Cumhurbaşkanı ve AK Parti Genel Başkanı Recep Tayyip Erdoğan, "Kendilerini, halkı üzerinde gören bu kesim, diğer alanlarla birlikte siyasette de hep hak etmediği bir gücü kullanmanın peşinde olmuştur. Darbelerin ve cuntaların gerisinde işte bu anlayış vardır. Milletten alamadıkları yetkiye, tehditle, baskıyla, zulümle, gerektiğinde doğrudan can alarak sahip olmaya çalışan bu zihniyetin kalıntılarına hala rastlıyoruz." dedi. 

Cumhurbaşkanı Erdoğan, Taksim Meydanı'nda düzenlenen Geleneksel Beyoğlu İftarı'nda yaptığı konuşmada, 6 hafta boyunca millete hakikatleri anlatacaklarını ve tercihlerin en doğru, seçimlerin de en sağlıklı şekilde yapılmasını sağlayacaklarını söyledi.

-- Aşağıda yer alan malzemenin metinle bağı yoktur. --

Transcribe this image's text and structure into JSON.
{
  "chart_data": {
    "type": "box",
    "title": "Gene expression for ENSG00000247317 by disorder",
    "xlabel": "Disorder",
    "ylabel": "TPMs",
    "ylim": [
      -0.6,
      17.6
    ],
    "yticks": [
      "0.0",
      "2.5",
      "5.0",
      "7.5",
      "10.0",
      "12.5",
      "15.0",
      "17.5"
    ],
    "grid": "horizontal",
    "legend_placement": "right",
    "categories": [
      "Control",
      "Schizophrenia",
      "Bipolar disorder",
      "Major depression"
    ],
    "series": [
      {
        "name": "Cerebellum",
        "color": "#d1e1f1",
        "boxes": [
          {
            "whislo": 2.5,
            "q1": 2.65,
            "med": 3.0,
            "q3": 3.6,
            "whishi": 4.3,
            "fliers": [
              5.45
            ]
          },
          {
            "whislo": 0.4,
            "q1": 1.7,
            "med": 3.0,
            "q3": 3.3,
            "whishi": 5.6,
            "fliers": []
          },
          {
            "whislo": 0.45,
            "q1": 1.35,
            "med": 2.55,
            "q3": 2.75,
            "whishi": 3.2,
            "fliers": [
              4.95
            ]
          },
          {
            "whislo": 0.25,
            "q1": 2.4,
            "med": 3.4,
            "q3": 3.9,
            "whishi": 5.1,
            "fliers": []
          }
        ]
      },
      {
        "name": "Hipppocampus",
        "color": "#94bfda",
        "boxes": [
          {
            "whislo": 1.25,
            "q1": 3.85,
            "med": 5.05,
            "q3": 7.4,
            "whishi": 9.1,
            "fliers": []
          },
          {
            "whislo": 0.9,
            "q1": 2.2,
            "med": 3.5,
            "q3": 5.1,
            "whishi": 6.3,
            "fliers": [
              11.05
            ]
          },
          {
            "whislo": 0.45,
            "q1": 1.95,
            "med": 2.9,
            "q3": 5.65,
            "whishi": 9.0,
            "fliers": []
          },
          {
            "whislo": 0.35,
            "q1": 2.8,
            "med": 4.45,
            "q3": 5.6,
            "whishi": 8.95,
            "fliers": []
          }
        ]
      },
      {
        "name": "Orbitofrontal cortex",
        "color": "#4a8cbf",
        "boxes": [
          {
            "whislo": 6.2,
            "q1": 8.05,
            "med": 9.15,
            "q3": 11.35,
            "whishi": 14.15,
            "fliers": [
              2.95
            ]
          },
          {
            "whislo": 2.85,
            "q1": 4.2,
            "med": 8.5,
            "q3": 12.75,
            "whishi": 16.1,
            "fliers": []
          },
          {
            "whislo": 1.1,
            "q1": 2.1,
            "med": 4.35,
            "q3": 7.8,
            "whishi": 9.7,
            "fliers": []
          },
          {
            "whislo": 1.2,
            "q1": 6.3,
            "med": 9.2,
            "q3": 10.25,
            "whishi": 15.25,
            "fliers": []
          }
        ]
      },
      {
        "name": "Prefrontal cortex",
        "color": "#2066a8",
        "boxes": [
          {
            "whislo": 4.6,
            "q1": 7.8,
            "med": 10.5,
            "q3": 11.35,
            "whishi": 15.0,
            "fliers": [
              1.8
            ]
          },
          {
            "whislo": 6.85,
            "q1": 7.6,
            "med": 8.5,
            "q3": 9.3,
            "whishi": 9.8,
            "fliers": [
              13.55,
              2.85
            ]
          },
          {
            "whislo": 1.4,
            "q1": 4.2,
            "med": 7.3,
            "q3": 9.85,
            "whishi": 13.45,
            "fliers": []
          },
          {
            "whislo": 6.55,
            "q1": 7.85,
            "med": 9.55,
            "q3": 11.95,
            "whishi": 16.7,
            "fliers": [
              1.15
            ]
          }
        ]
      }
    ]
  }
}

Seçimin yenilenme kararının tamamını, okuma, anlama, değerlendirme zahmetine bile girmeden, bu konuda büyük büyük laflar edenlerin sözlerini, sandıkta yutturmanın herkesin boynunun borcu olduğunu ifade eden Erdoğan, "Geçmişte bu konuda çok mahcup olan oldu. Affınıza sığınarak söylüyorum; Taksim'de anırmaktan koltuğunu bırakmaya kadar nice büyük laflar edenlerin hepsi de sözlerinin üzerine yattı. İnşallah bu defa da öyle olacaktır." diye konuştu.

Cumhurbaşkanı Recep Tayyip Erdoğan, Türkiye'nin demokrasi tarihinin en belirgin özelliğinin, küçük ama sesi çok çıkan, eli çok uzun, köşe başlarını tutmuş bir kesime karşı, milletin kahir ekseriyetinin hak arama mücadelesi olduğunu dile getirerek, sözlerine şöyle devam etti:

"Kendilerini, halkı üzerinde gören bu kesim, diğer alanlarla birlikte siyasette de hep hak etmediği bir gücü kullanmanın peşinde olmuştur. Darbelerin ve cuntaların gerisinde işte bu anlayış vardır. Milletten alamadıkları yetkiye, tehditle, baskıyla, zulümle, gerektiğinde doğrudan can alarak sahip olmaya çalışan bu zihniyetin kalıntılarına hala rastlıyoruz. Üstelik bunların sadece darbe çığırtkanlığı ve teşebbüsüyle kalmayıp, milletimizin büyük mücadeleler sonunda elde ettiği hak ve özgürlüklerini de ellerinden almaya çalıştıklarını görüyoruz. Çünkü bunların demokrasi yaldızını kazıdığınız zaman, altından katıksız bir despotizm, katıksız bir medeniyet düşmanlığı çıkar. Ülkemizi işte bu zihniyetin elinden tamamen kurtarmakta kararlıyız." 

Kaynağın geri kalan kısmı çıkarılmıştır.